En 2012, on s’appelait KIWUP et on était une agence de conseil. On voit une opportunité de marché et on décide de lancer “SimpleMail”, une solution technologique permettant aux TPE et PME n’ayant pas les ressources marketing et techniques de créer, délivrer et analyser leurs campagnes d'e-mailing de masse. Et là, soudainement, on passe d’agence conseil à startup.
Nouvelles ambitions, nouveau monde & nouveaux codes
Très vite, on séduit KIMA Ventures qui injecte 100 000 euros en capital pour nous permettre d’accélérer. On est fiers. C’est tout de même le fonds de Xavier Niel. Et on a plein d’idées pour développer KIWUP.
La première, c’est de développer un second produit. En 2013, on lance Stamplia, une marketplace de templates d’e-mails. On imagine des synergies qui doivent nous permettre de croître fortement.
C’est pourtant notre première grosse erreur. Avec deux produits à développer et à commercialiser : un SaaS (SimpleMail) et une marketplace (Stamplia) on s’éparpille beaucoup trop. On est une jeune startup (on n’est que 4 à ce moment là) et comme on dit en bon français, on doit rester “Focus”. Ce n’est pourtant pas faute de le lire dans tous les articles de conseils aux entrepreneurs. Mais quand tu vis le truc, tu te dis toujours "Moi, c'est pas pareil". Et puis on pensait rester “Focus” puisque le second produit restait sur le même marché : l'e-mail.

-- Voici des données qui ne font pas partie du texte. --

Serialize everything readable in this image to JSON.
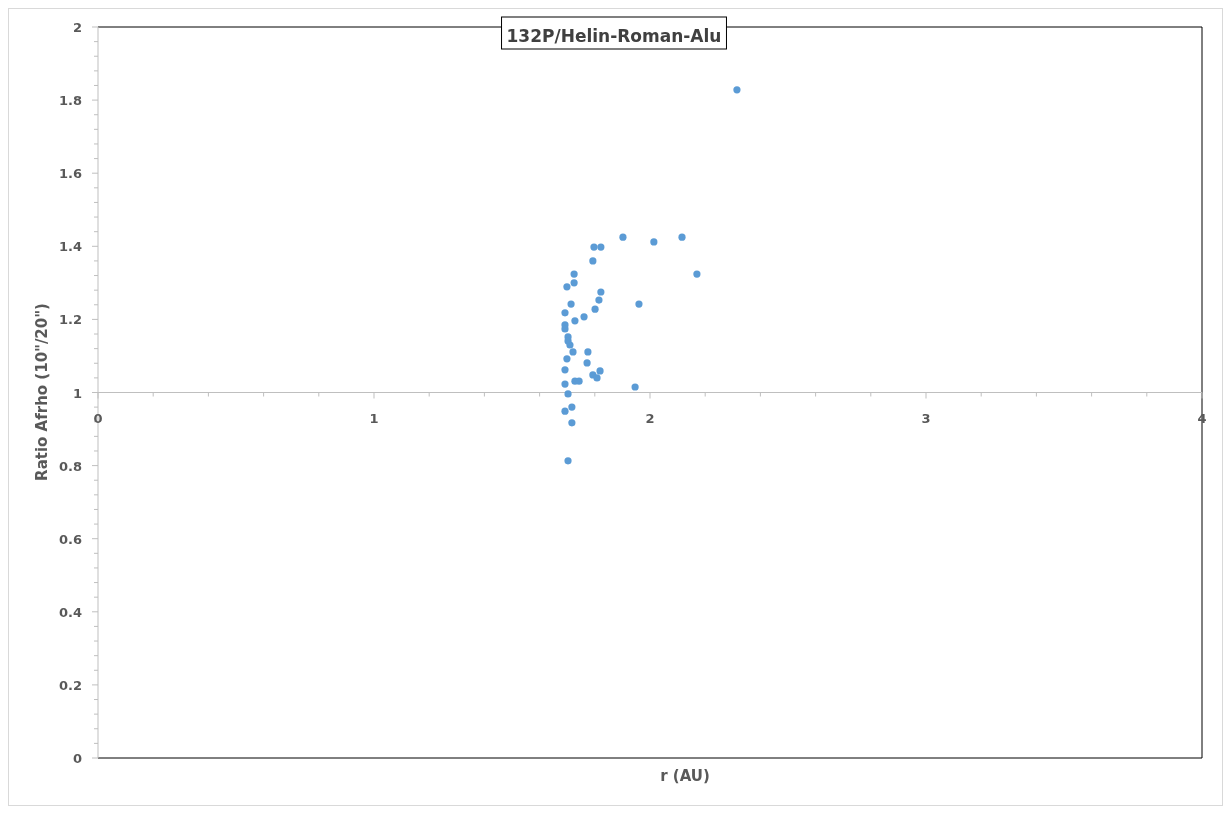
{
  "chart_data": {
    "type": "scatter",
    "title": "132P/Helin-Roman-Alu",
    "xlabel": "r (AU)",
    "ylabel": "Ratio Afrho (10\"/20\")",
    "xlim": [
      0,
      4
    ],
    "ylim": [
      0,
      2
    ],
    "xticks": [
      0,
      1,
      2,
      3,
      4
    ],
    "yticks": [
      0,
      0.2,
      0.4,
      0.6,
      0.8,
      1,
      1.2,
      1.4,
      1.6,
      1.8,
      2
    ],
    "x": [
      2.315,
      1.902,
      2.014,
      2.116,
      1.797,
      1.822,
      1.793,
      2.17,
      1.725,
      1.725,
      1.699,
      1.822,
      1.815,
      1.714,
      1.96,
      1.801,
      1.761,
      1.728,
      1.692,
      1.692,
      1.692,
      1.703,
      1.703,
      1.71,
      1.721,
      1.775,
      1.699,
      1.772,
      1.692,
      1.819,
      1.793,
      1.808,
      1.692,
      1.728,
      1.743,
      1.946,
      1.703,
      1.717,
      1.692,
      1.717,
      1.703
    ],
    "series": [
      {
        "color": "#5b9bd5",
        "values": [
          1.828,
          1.425,
          1.412,
          1.425,
          1.398,
          1.398,
          1.36,
          1.324,
          1.324,
          1.3,
          1.289,
          1.275,
          1.253,
          1.242,
          1.242,
          1.228,
          1.207,
          1.196,
          1.218,
          1.185,
          1.174,
          1.152,
          1.141,
          1.13,
          1.111,
          1.111,
          1.092,
          1.081,
          1.062,
          1.059,
          1.048,
          1.04,
          1.023,
          1.031,
          1.031,
          1.015,
          0.996,
          0.96,
          0.949,
          0.917,
          0.813
        ]
      }
    ]
  }
}
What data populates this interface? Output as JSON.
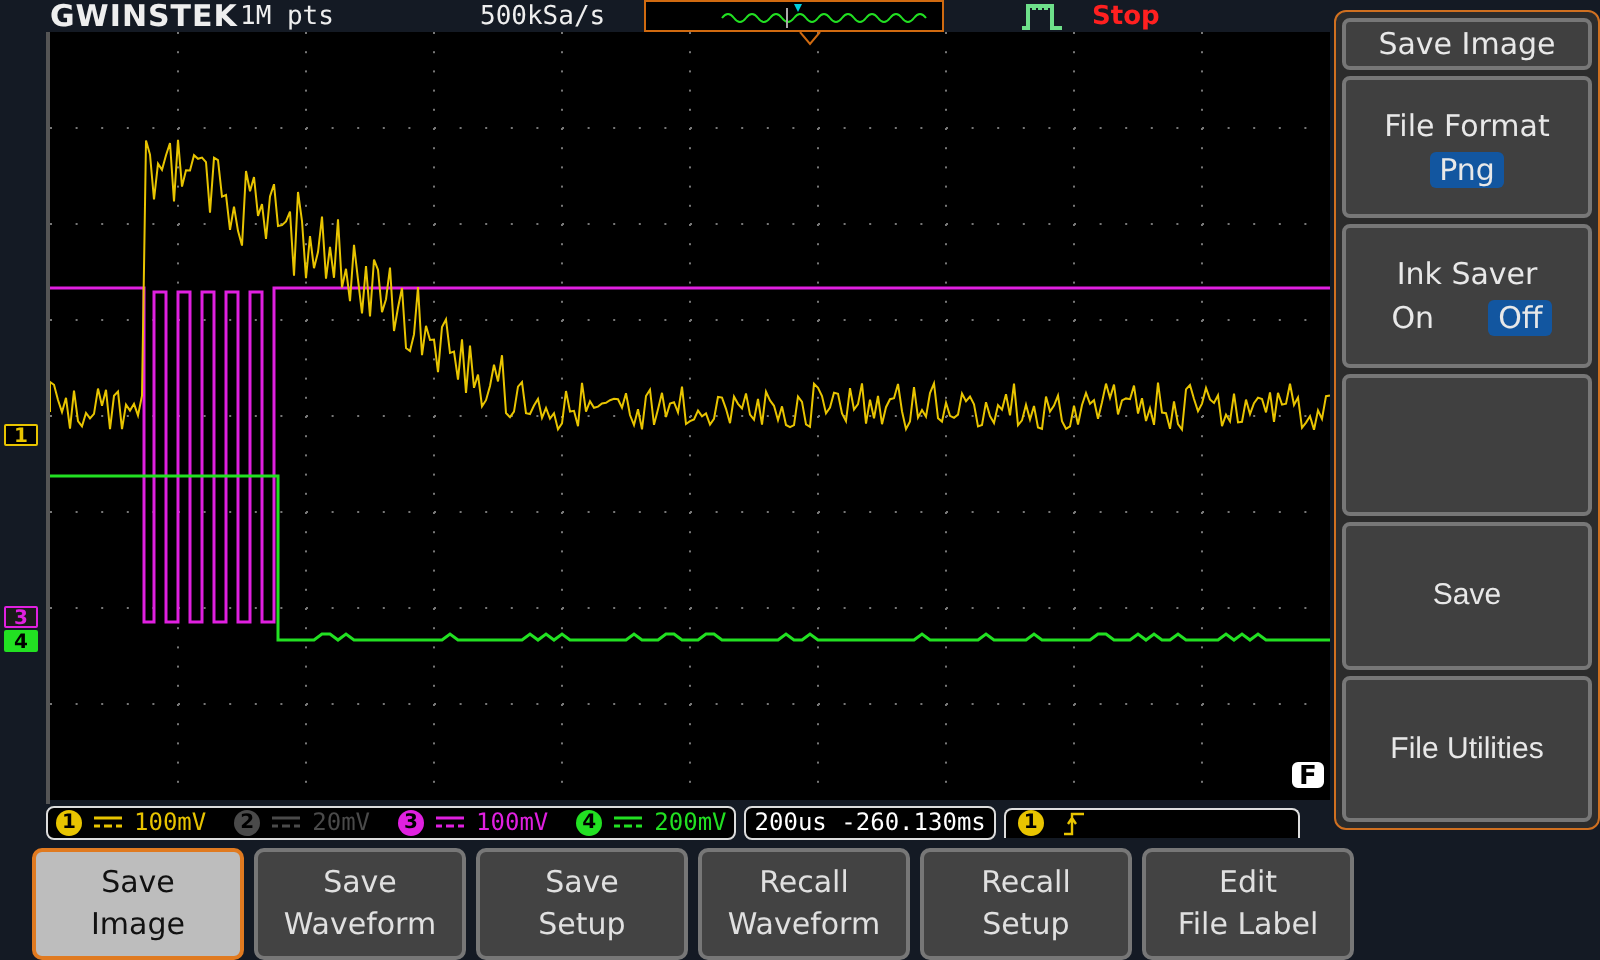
{
  "header": {
    "brand": "GWINSTEK",
    "memory": "1M pts",
    "sample_rate": "500kSa/s",
    "run_state": "Stop"
  },
  "channel_markers": [
    {
      "label": "1",
      "color": "#e8c400"
    },
    {
      "label": "3",
      "color": "#e020e0"
    },
    {
      "label": "4",
      "color": "#22e022"
    }
  ],
  "function_marker": "F",
  "channels": [
    {
      "number": "1",
      "scale": "100mV",
      "on": true,
      "color": "#e8c400"
    },
    {
      "number": "2",
      "scale": "20mV",
      "on": false,
      "color": "#4a4a4a"
    },
    {
      "number": "3",
      "scale": "100mV",
      "on": true,
      "color": "#e020e0"
    },
    {
      "number": "4",
      "scale": "200mV",
      "on": true,
      "color": "#22e022"
    }
  ],
  "timebase": {
    "scale": "200us",
    "position": "-260.130ms"
  },
  "trigger": {
    "source": "1"
  },
  "side_menu": {
    "title": "Save Image",
    "items": [
      {
        "kind": "option",
        "label": "File Format",
        "options": [
          {
            "label": "Png",
            "selected": true
          }
        ]
      },
      {
        "kind": "toggle",
        "label": "Ink Saver",
        "options": [
          {
            "label": "On",
            "selected": false
          },
          {
            "label": "Off",
            "selected": true
          }
        ]
      },
      {
        "kind": "blank"
      },
      {
        "kind": "action",
        "label": "Save"
      },
      {
        "kind": "action",
        "label": "File Utilities"
      }
    ]
  },
  "softkeys": [
    {
      "label": "Save\nImage",
      "selected": true
    },
    {
      "label": "Save\nWaveform",
      "selected": false
    },
    {
      "label": "Save\nSetup",
      "selected": false
    },
    {
      "label": "Recall\nWaveform",
      "selected": false
    },
    {
      "label": "Recall\nSetup",
      "selected": false
    },
    {
      "label": "Edit\nFile Label",
      "selected": false
    }
  ]
}
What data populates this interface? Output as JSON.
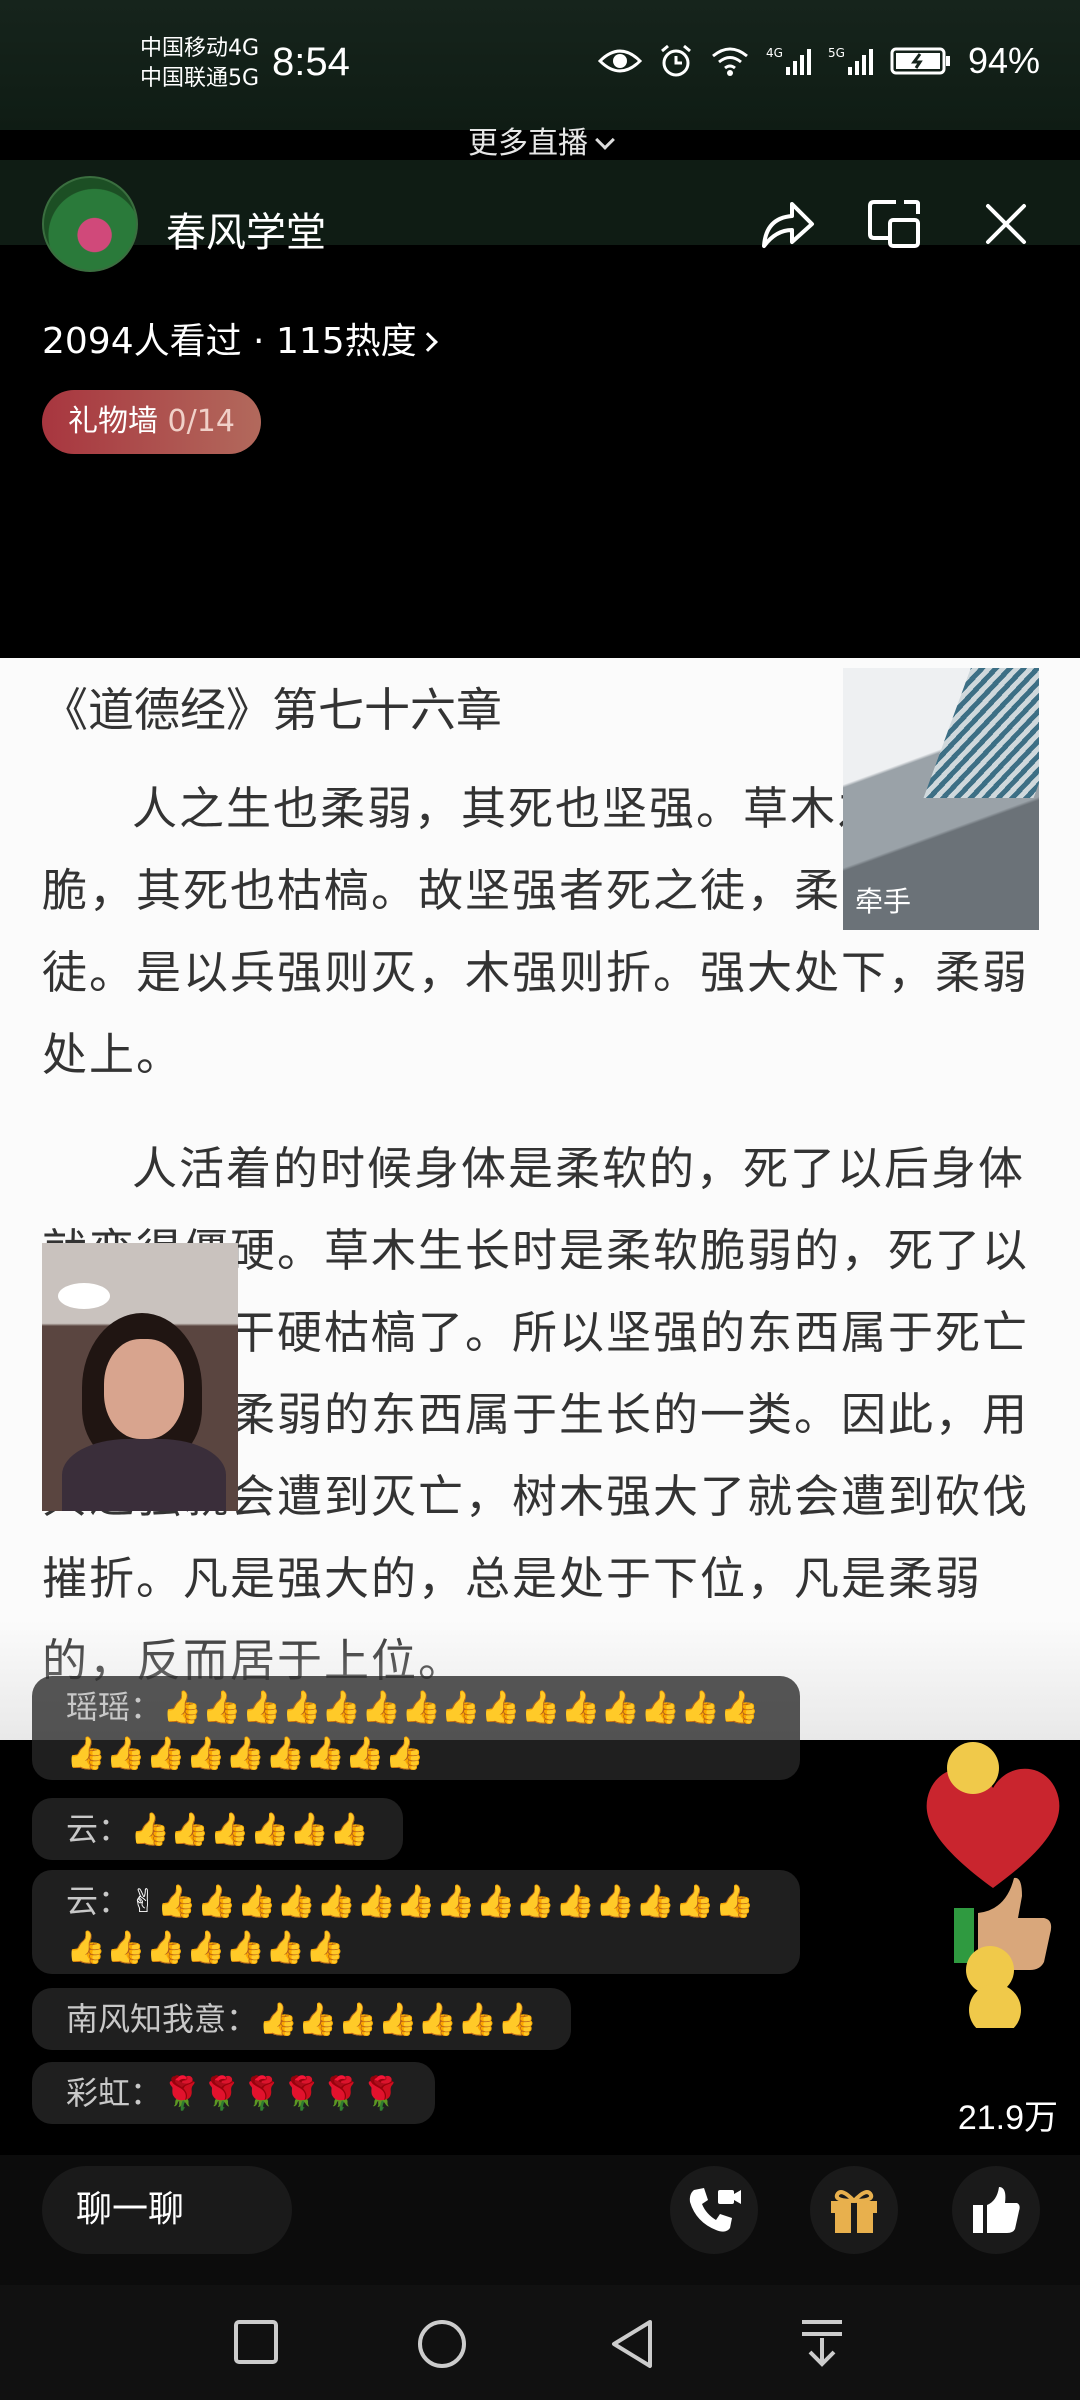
{
  "status_bar": {
    "carrier_1": "中国移动4G",
    "carrier_2": "中国联通5G",
    "time": "8:54",
    "battery": "94%"
  },
  "top": {
    "more_live": "更多直播"
  },
  "header": {
    "room_name": "春风学堂",
    "viewers": "2094人看过 · 115热度",
    "gift_wall_label": "礼物墙",
    "gift_wall_count": "0/14"
  },
  "document": {
    "title": "《道德经》第七十六章",
    "para1": "人之生也柔弱，其死也坚强。草木之生也柔脆，其死也枯槁。故坚强者死之徒，柔弱者生之徒。是以兵强则灭，木强则折。强大处下，柔弱处上。",
    "para2": "人活着的时候身体是柔软的，死了以后身体就变得僵硬。草木生长时是柔软脆弱的，死了以后就变得干硬枯槁了。所以坚强的东西属于死亡的一类，柔弱的东西属于生长的一类。因此，用兵逞强就会遭到灭亡，树木强大了就会遭到砍伐摧折。凡是强大的，总是处于下位，凡是柔弱的，反而居于上位。"
  },
  "co_host": {
    "label": "牵手"
  },
  "comments": [
    {
      "user": "瑶瑶：",
      "text": "👍👍👍👍👍👍👍👍👍👍👍👍👍👍👍👍👍👍👍👍👍👍👍👍"
    },
    {
      "user": "云：",
      "text": "👍👍👍👍👍👍"
    },
    {
      "user": "云：",
      "text": "✌👍👍👍👍👍👍👍👍👍👍👍👍👍👍👍👍👍👍👍👍👍👍"
    },
    {
      "user": "南风知我意：",
      "text": "👍👍👍👍👍👍👍"
    },
    {
      "user": "彩虹：",
      "text": "🌹🌹🌹🌹🌹🌹"
    }
  ],
  "likes": {
    "count": "21.9万"
  },
  "bottom": {
    "chat_placeholder": "聊一聊"
  },
  "colors": {
    "gift_wall": "#a8363f",
    "doc_bg": "#fbfbfb",
    "status_bg": "#16241c"
  }
}
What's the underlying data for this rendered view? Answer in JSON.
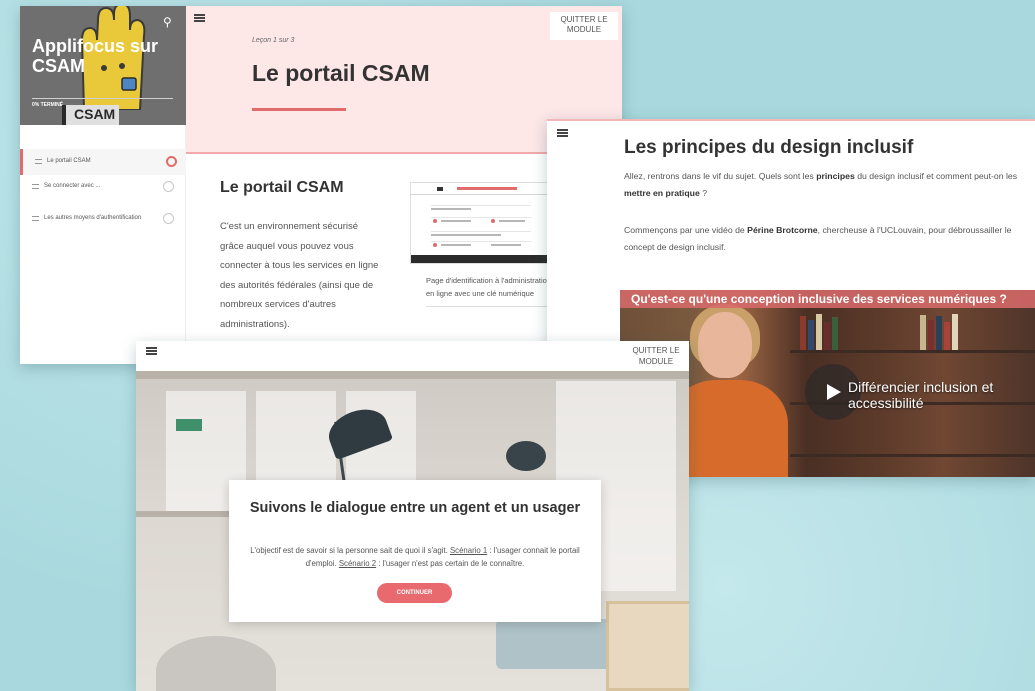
{
  "course": {
    "app_title": "Applifocus sur CSAM",
    "progress": "0% TERMINÉ",
    "logo_text": "CSAM",
    "sidebar_items": [
      {
        "label": "Le portail CSAM",
        "active": true
      },
      {
        "label": "Se connecter avec ...",
        "active": false
      },
      {
        "label": "Les autres moyens d'authentification",
        "active": false
      }
    ],
    "lesson_counter": "Leçon 1 sur 3",
    "lesson_title": "Le portail CSAM",
    "quit_label": "QUITTER LE MODULE",
    "section_title": "Le portail CSAM",
    "section_body": "C'est un environnement sécurisé grâce auquel vous pouvez vous connecter à tous les services en ligne des autorités fédérales (ainsi que de nombreux services d'autres administrations).",
    "image_caption": "Page d'identification à l'administration en ligne avec une clé numérique"
  },
  "inclusive": {
    "title": "Les principes du design inclusif",
    "p1_a": "Allez, rentrons dans le vif du sujet. Quels sont les ",
    "p1_b": "principes",
    "p1_c": " du design inclusif et comment peut-on les ",
    "p1_d": "mettre en pratique",
    "p1_e": " ?",
    "p2_a": "Commençons par une vidéo de ",
    "p2_b": "Périne Brotcorne",
    "p2_c": ", chercheuse à l'UCLouvain, pour débroussailler le concept de design inclusif.",
    "video_banner": "Qu'est-ce qu'une conception inclusive des services numériques ?",
    "video_caption": "Différencier inclusion et accessibilité"
  },
  "dialogue": {
    "quit_label": "QUITTER LE MODULE",
    "title": "Suivons le dialogue entre un agent et un usager",
    "body_a": "L'objectif est de savoir si la personne sait de quoi il s'agit. ",
    "scenario1": "Scénario 1",
    "body_b": " :  l'usager connait le portail d'emploi. ",
    "scenario2": "Scénario 2",
    "body_c": " : l'usager n'est pas certain de le connaître.",
    "button": "CONTINUER"
  },
  "colors": {
    "accent": "#e26b6b",
    "background": "#a9d9de",
    "lesson_header": "#fde7e7"
  }
}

Néanmoins, les premiers résultats de SimpleMail sont encourageants et nous parvenons à réaliser un nouveau tour de table de 840 000 euros en 2014. KIMA nous suit. XAnge et Nestadio entrent au capital. Cette augmentation de capital doit nous permettre de recruter pour nous donner enfin les moyens de développer nos deux produits. En 6 mois, on passe de 4 à 15 personnes. Mais ça ne prend pas et nous sommes pris entre deux feux :
- La difficulté de structurer la société
Nous grandissons (trop) vite sans parvenir à créer les synergies espérées entre les deux produits.
- Le retournement du marché de l’e-mailing
L’envoi d’e-mails de masse est devenu une commodité. Le marché se consolide et tire les prix vers le bas. La valeur ne réside plus dans la délivrabilité d’un e-mail, mais dans son engagement et sa conversion. En gros, notre produit phare aux 15 000 utilisateurs, SimpleMail, va droit dans le mur.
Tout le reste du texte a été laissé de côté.